Remembering Your Specs for Your Child's School Nativityby Sophie Gillum-Webb
There is something so sweet about a primary school nativity. My son loves singing and performing amongst his peers, and he takes it all very seriously. I'd say that it could possibly be the highlight of his year and there is nothing he loves more than seeing us there in the audience. He worries, somewhat unnecessarily that we won't make the show or see him and you can see him desperately searching the crowd for our faces so I always make a big fuss to reassure him we are there!
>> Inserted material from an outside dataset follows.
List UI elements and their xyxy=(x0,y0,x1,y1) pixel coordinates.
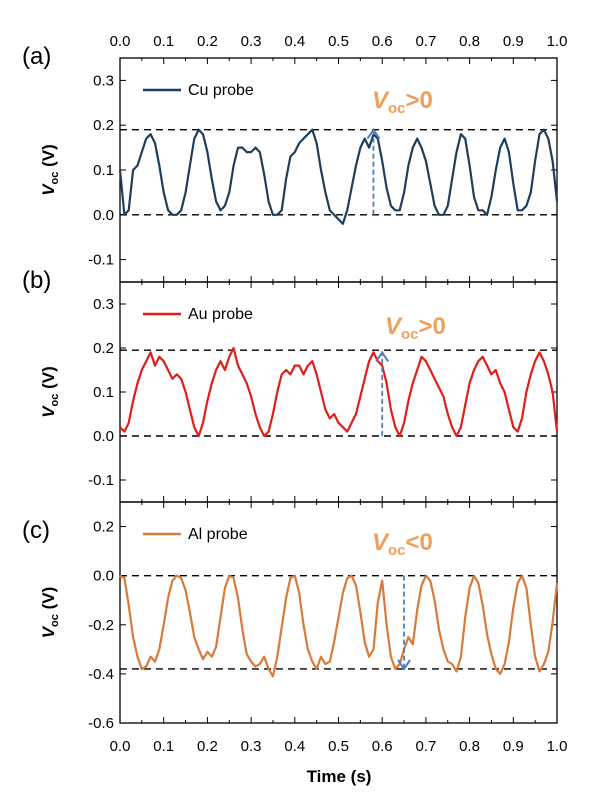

This last Christmas, we were strategically at the back of the hall because we had our baby in tow. I'm going, to be honest from the outset and tell you straight off the bat that I wasn't wearing my glasses. As I am getting older, it's safe to say that my eyesight isn't quite what it used to be. In fact, if you ask my husband, he will tell you that bats have better eyesight than me. Despite my struggles with vision, I don't wear my glasses half as much as I should, and I am continually fumbling around in a blurry world!
Let's get real for a moment and admit that glasses can be a royal pain in the bum! I hate having to wear them, not to mention the fact that I am incredibly forgetful! I keep saying I want to look at contact lenses as I feel this will help solve my issues, but that takes time, effort and energy which I am not rich in right now! I am forever rocking up to events silently cursing the fact that I cannot see and I only have myself to blame. Usually, I would remember them for something as crucial as my son's nativity, but It's hard graft getting out of the house presentable and on time with a baby in tow - I'm lucky I was wearing a clean t-shirt for god's sake!
It was at that moment I realised I had to make the best of a bad situation and roll with it. Yes, I might not be able to see exactly what was going on, but I was still present and ready to make a fuss of Henry, and that is ultimately what mattered the most to me. I pre-warned my husband that because we were at the back, I would need to make more of a dramatic fuss so that Henry knew we were in fact there and we were as excited as he was.
All of the children marched into the hall to a display of flashing cameras and ecstatic parents, and as he took to the stage to perform one of his stints, I began cheering and whooping and blowing kisses like a madwoman. Of course, I got given the old side-eye from hubby, and a few other parents gave a few funny glances, but you know what? I couldn't care less! I had a tear in my eye, and I was about ready to burst with pride. Which is why as I was blowing kisses left, right and centre I was most surprised to hear an embarrassed:
"Mum, what are you doing?"
As I looked down to my right-hand side, a young boy was stood in line ready to enter the stage with the rest of his class. I looked from the stage back to this boy in front of me several times only to realise that my son hadn't even gone on stage yet and for the last five minutes I was whooping and hollering at a child I've never even met!
So that, my friends, is why it is crucial that you don't forget your glasses when going to the school nativity - not unless you want people to think you're crazy!